Now, to get a clearer picture of a real large language model agent in production, you can start applying this approach to other domains. A true network engineering agent would also be able to interact directly with existing infrastructure, generate device configurations based on requirements (routers, switches, firewalls), analyze network topology and make optimization recommendations, or parse error logs to determine the root cause of network issues. A true financial agent would be trained to seamlessly and accurately convert between competing data standards (such as from ISO 20022 to MT103). Currently, none of these tasks can be accomplished using a set of system prompts.

Currently, only large labs have the capability to develop truly large language model agents. They hold all the key ingredients: expertise, some data (or at least methods to synthesize it), and an overall vision to turn their models into products. I’m not sure this concentration of technology is a good thing, but it is largely fueled by the funding ecosystem’s reluctance to see actual model training as a source of real disruption and value creation in the long run.

I generally don’t like to overhype things.
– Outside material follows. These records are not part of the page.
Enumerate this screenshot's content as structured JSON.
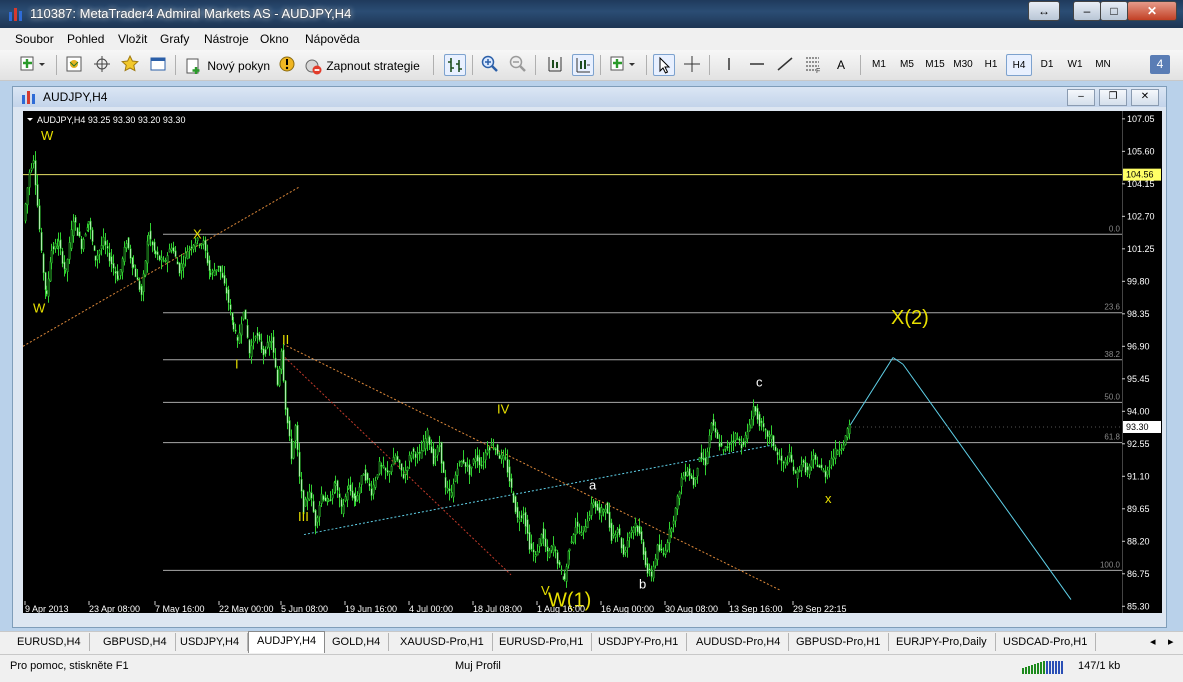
{
  "window": {
    "title": "110387: MetaTrader4 Admiral Markets AS - AUDJPY,H4"
  },
  "menu": [
    "Soubor",
    "Pohled",
    "Vložit",
    "Grafy",
    "Nástroje",
    "Okno",
    "Nápověda"
  ],
  "toolbar": {
    "new_order": "Nový pokyn",
    "auto_trading": "Zapnout strategie",
    "label_tool": "A",
    "timeframes": [
      "M1",
      "M5",
      "M15",
      "M30",
      "H1",
      "H4",
      "D1",
      "W1",
      "MN"
    ],
    "active_timeframe": "H4",
    "counter_badge": "4"
  },
  "chart_window": {
    "title": "AUDJPY,H4"
  },
  "chart_data": {
    "type": "candlestick",
    "header": "AUDJPY,H4  93.25 93.30 93.20 93.30",
    "y_ticks": [
      "107.05",
      "105.60",
      "104.15",
      "102.70",
      "101.25",
      "99.80",
      "98.35",
      "96.90",
      "95.45",
      "94.00",
      "92.55",
      "91.10",
      "89.65",
      "88.20",
      "86.75",
      "85.30"
    ],
    "ylim": [
      85.0,
      107.4
    ],
    "x_ticks": [
      "9 Apr 2013",
      "23 Apr 08:00",
      "7 May 16:00",
      "22 May 00:00",
      "5 Jun 08:00",
      "19 Jun 16:00",
      "4 Jul 00:00",
      "18 Jul 08:00",
      "1 Aug 16:00",
      "16 Aug 00:00",
      "30 Aug 08:00",
      "13 Sep 16:00",
      "29 Sep 22:15"
    ],
    "current_price": "93.30",
    "marked_level": "104.56",
    "fibonacci_levels": [
      {
        "label": "0.0",
        "value": 101.9
      },
      {
        "label": "23.6",
        "value": 98.4
      },
      {
        "label": "38.2",
        "value": 96.3
      },
      {
        "label": "50.0",
        "value": 94.4
      },
      {
        "label": "61.8",
        "value": 92.6
      },
      {
        "label": "100.0",
        "value": 86.9
      }
    ],
    "close_path": [
      {
        "t": 0,
        "v": 102.5
      },
      {
        "t": 6,
        "v": 104.7
      },
      {
        "t": 10,
        "v": 105.3
      },
      {
        "t": 14,
        "v": 103.2
      },
      {
        "t": 18,
        "v": 101.0
      },
      {
        "t": 23,
        "v": 99.1
      },
      {
        "t": 28,
        "v": 101.2
      },
      {
        "t": 35,
        "v": 101.5
      },
      {
        "t": 42,
        "v": 100.2
      },
      {
        "t": 50,
        "v": 102.6
      },
      {
        "t": 58,
        "v": 101.4
      },
      {
        "t": 65,
        "v": 102.5
      },
      {
        "t": 72,
        "v": 100.8
      },
      {
        "t": 80,
        "v": 101.6
      },
      {
        "t": 88,
        "v": 100.6
      },
      {
        "t": 95,
        "v": 99.9
      },
      {
        "t": 103,
        "v": 101.6
      },
      {
        "t": 110,
        "v": 100.4
      },
      {
        "t": 118,
        "v": 99.2
      },
      {
        "t": 125,
        "v": 101.9
      },
      {
        "t": 132,
        "v": 101.0
      },
      {
        "t": 140,
        "v": 100.6
      },
      {
        "t": 148,
        "v": 101.4
      },
      {
        "t": 156,
        "v": 100.3
      },
      {
        "t": 164,
        "v": 101.2
      },
      {
        "t": 172,
        "v": 101.6
      },
      {
        "t": 180,
        "v": 101.5
      },
      {
        "t": 187,
        "v": 100.1
      },
      {
        "t": 195,
        "v": 100.5
      },
      {
        "t": 203,
        "v": 99.3
      },
      {
        "t": 210,
        "v": 97.8
      },
      {
        "t": 214,
        "v": 97.0
      },
      {
        "t": 220,
        "v": 98.6
      },
      {
        "t": 226,
        "v": 96.6
      },
      {
        "t": 232,
        "v": 97.5
      },
      {
        "t": 240,
        "v": 96.6
      },
      {
        "t": 248,
        "v": 97.2
      },
      {
        "t": 254,
        "v": 95.2
      },
      {
        "t": 258,
        "v": 96.8
      },
      {
        "t": 262,
        "v": 94.2
      },
      {
        "t": 268,
        "v": 92.0
      },
      {
        "t": 272,
        "v": 93.3
      },
      {
        "t": 276,
        "v": 91.0
      },
      {
        "t": 280,
        "v": 89.6
      },
      {
        "t": 286,
        "v": 90.5
      },
      {
        "t": 292,
        "v": 89.0
      },
      {
        "t": 298,
        "v": 90.3
      },
      {
        "t": 305,
        "v": 89.9
      },
      {
        "t": 312,
        "v": 90.8
      },
      {
        "t": 318,
        "v": 89.6
      },
      {
        "t": 325,
        "v": 90.6
      },
      {
        "t": 332,
        "v": 90.0
      },
      {
        "t": 340,
        "v": 91.3
      },
      {
        "t": 348,
        "v": 90.4
      },
      {
        "t": 356,
        "v": 91.6
      },
      {
        "t": 364,
        "v": 91.2
      },
      {
        "t": 372,
        "v": 92.0
      },
      {
        "t": 380,
        "v": 91.1
      },
      {
        "t": 388,
        "v": 92.2
      },
      {
        "t": 396,
        "v": 92.0
      },
      {
        "t": 404,
        "v": 93.0
      },
      {
        "t": 410,
        "v": 91.8
      },
      {
        "t": 416,
        "v": 92.5
      },
      {
        "t": 422,
        "v": 90.5
      },
      {
        "t": 428,
        "v": 90.3
      },
      {
        "t": 434,
        "v": 91.6
      },
      {
        "t": 440,
        "v": 91.8
      },
      {
        "t": 446,
        "v": 91.3
      },
      {
        "t": 452,
        "v": 92.0
      },
      {
        "t": 458,
        "v": 91.6
      },
      {
        "t": 464,
        "v": 92.4
      },
      {
        "t": 470,
        "v": 92.5
      },
      {
        "t": 476,
        "v": 92.0
      },
      {
        "t": 482,
        "v": 91.8
      },
      {
        "t": 488,
        "v": 90.5
      },
      {
        "t": 494,
        "v": 89.2
      },
      {
        "t": 500,
        "v": 89.5
      },
      {
        "t": 506,
        "v": 88.0
      },
      {
        "t": 512,
        "v": 87.5
      },
      {
        "t": 518,
        "v": 88.6
      },
      {
        "t": 524,
        "v": 87.6
      },
      {
        "t": 530,
        "v": 88.0
      },
      {
        "t": 536,
        "v": 87.0
      },
      {
        "t": 541,
        "v": 86.5
      },
      {
        "t": 546,
        "v": 88.0
      },
      {
        "t": 552,
        "v": 88.9
      },
      {
        "t": 558,
        "v": 88.5
      },
      {
        "t": 564,
        "v": 89.2
      },
      {
        "t": 570,
        "v": 90.0
      },
      {
        "t": 576,
        "v": 89.4
      },
      {
        "t": 582,
        "v": 89.8
      },
      {
        "t": 588,
        "v": 88.4
      },
      {
        "t": 594,
        "v": 88.8
      },
      {
        "t": 600,
        "v": 87.6
      },
      {
        "t": 606,
        "v": 88.6
      },
      {
        "t": 612,
        "v": 89.0
      },
      {
        "t": 618,
        "v": 88.2
      },
      {
        "t": 624,
        "v": 86.8
      },
      {
        "t": 628,
        "v": 86.7
      },
      {
        "t": 634,
        "v": 87.9
      },
      {
        "t": 640,
        "v": 87.6
      },
      {
        "t": 646,
        "v": 88.6
      },
      {
        "t": 652,
        "v": 89.6
      },
      {
        "t": 658,
        "v": 91.0
      },
      {
        "t": 664,
        "v": 91.4
      },
      {
        "t": 670,
        "v": 90.8
      },
      {
        "t": 676,
        "v": 92.0
      },
      {
        "t": 682,
        "v": 91.7
      },
      {
        "t": 688,
        "v": 93.5
      },
      {
        "t": 694,
        "v": 92.7
      },
      {
        "t": 700,
        "v": 92.2
      },
      {
        "t": 706,
        "v": 92.6
      },
      {
        "t": 712,
        "v": 92.9
      },
      {
        "t": 718,
        "v": 92.5
      },
      {
        "t": 724,
        "v": 93.0
      },
      {
        "t": 730,
        "v": 94.2
      },
      {
        "t": 736,
        "v": 93.5
      },
      {
        "t": 742,
        "v": 93.0
      },
      {
        "t": 748,
        "v": 92.8
      },
      {
        "t": 754,
        "v": 92.0
      },
      {
        "t": 760,
        "v": 91.6
      },
      {
        "t": 766,
        "v": 92.0
      },
      {
        "t": 772,
        "v": 91.1
      },
      {
        "t": 778,
        "v": 91.7
      },
      {
        "t": 784,
        "v": 91.3
      },
      {
        "t": 790,
        "v": 91.9
      },
      {
        "t": 796,
        "v": 91.5
      },
      {
        "t": 802,
        "v": 91.2
      },
      {
        "t": 808,
        "v": 91.9
      },
      {
        "t": 814,
        "v": 92.3
      },
      {
        "t": 820,
        "v": 92.6
      },
      {
        "t": 826,
        "v": 93.3
      }
    ],
    "elliott_labels": [
      {
        "text": "W",
        "t": 18,
        "v": 106.1,
        "color": "#e8e000",
        "size": 13
      },
      {
        "text": "W",
        "t": 10,
        "v": 98.4,
        "color": "#e8e000",
        "size": 13
      },
      {
        "text": "X",
        "t": 170,
        "v": 101.7,
        "color": "#e8e000",
        "size": 13
      },
      {
        "text": "I",
        "t": 212,
        "v": 95.9,
        "color": "#e8e000",
        "size": 13
      },
      {
        "text": "II",
        "t": 259,
        "v": 97.0,
        "color": "#e8e000",
        "size": 13
      },
      {
        "text": "III",
        "t": 275,
        "v": 89.1,
        "color": "#e8e000",
        "size": 13
      },
      {
        "text": "IV",
        "t": 474,
        "v": 93.9,
        "color": "#e8e000",
        "size": 13
      },
      {
        "text": "V",
        "t": 518,
        "v": 85.8,
        "color": "#e8e000",
        "size": 13
      },
      {
        "text": "W(1)",
        "t": 525,
        "v": 85.3,
        "color": "#e8e000",
        "size": 20
      },
      {
        "text": "a",
        "t": 566,
        "v": 90.5,
        "color": "#ffffff",
        "size": 13
      },
      {
        "text": "b",
        "t": 616,
        "v": 86.1,
        "color": "#ffffff",
        "size": 13
      },
      {
        "text": "c",
        "t": 733,
        "v": 95.1,
        "color": "#ffffff",
        "size": 13
      },
      {
        "text": "x",
        "t": 802,
        "v": 89.9,
        "color": "#e8e000",
        "size": 13
      },
      {
        "text": "X(2)",
        "t": 868,
        "v": 97.9,
        "color": "#e8e000",
        "size": 20
      }
    ],
    "trendlines": [
      {
        "style": "orange-dotted",
        "from": {
          "t": 0,
          "v": 96.9
        },
        "to": {
          "t": 276,
          "v": 104.0
        }
      },
      {
        "style": "orange-dotted",
        "from": {
          "t": 260,
          "v": 97.0
        },
        "to": {
          "t": 758,
          "v": 86.0
        }
      },
      {
        "style": "red-dotted",
        "from": {
          "t": 262,
          "v": 96.4
        },
        "to": {
          "t": 488,
          "v": 86.7
        }
      },
      {
        "style": "cyan-dotted",
        "from": {
          "t": 281,
          "v": 88.5
        },
        "to": {
          "t": 750,
          "v": 92.5
        }
      },
      {
        "style": "cyan-solid",
        "from": {
          "t": 826,
          "v": 93.3
        },
        "to": {
          "t": 870,
          "v": 96.4
        }
      },
      {
        "style": "cyan-solid",
        "from": {
          "t": 870,
          "v": 96.4
        },
        "to": {
          "t": 880,
          "v": 96.1
        }
      },
      {
        "style": "cyan-solid",
        "from": {
          "t": 880,
          "v": 96.1
        },
        "to": {
          "t": 1048,
          "v": 85.6
        }
      }
    ]
  },
  "tabs": [
    "EURUSD,H4",
    "GBPUSD,H4",
    "USDJPY,H4",
    "AUDJPY,H4",
    "GOLD,H4",
    "XAUUSD-Pro,H1",
    "EURUSD-Pro,H1",
    "USDJPY-Pro,H1",
    "AUDUSD-Pro,H4",
    "GBPUSD-Pro,H1",
    "EURJPY-Pro,Daily",
    "USDCAD-Pro,H1"
  ],
  "active_tab": "AUDJPY,H4",
  "status": {
    "help": "Pro pomoc, stiskněte F1",
    "profile": "Muj Profil",
    "traffic": "147/1 kb"
  }
}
However, given the huge potential for big LM agents to be transformative and create value, I do think that democratizing the training and deployment of truly big LM agents is quickly becoming critical. So, open source validators, general relative policy optimization (GRPO) training samples, and perhaps soon, complex synthesis pipelines and simulators.

Will 2025 be the year of the intelligent agent? It’s still possible. Let’s wait and see what the final result is.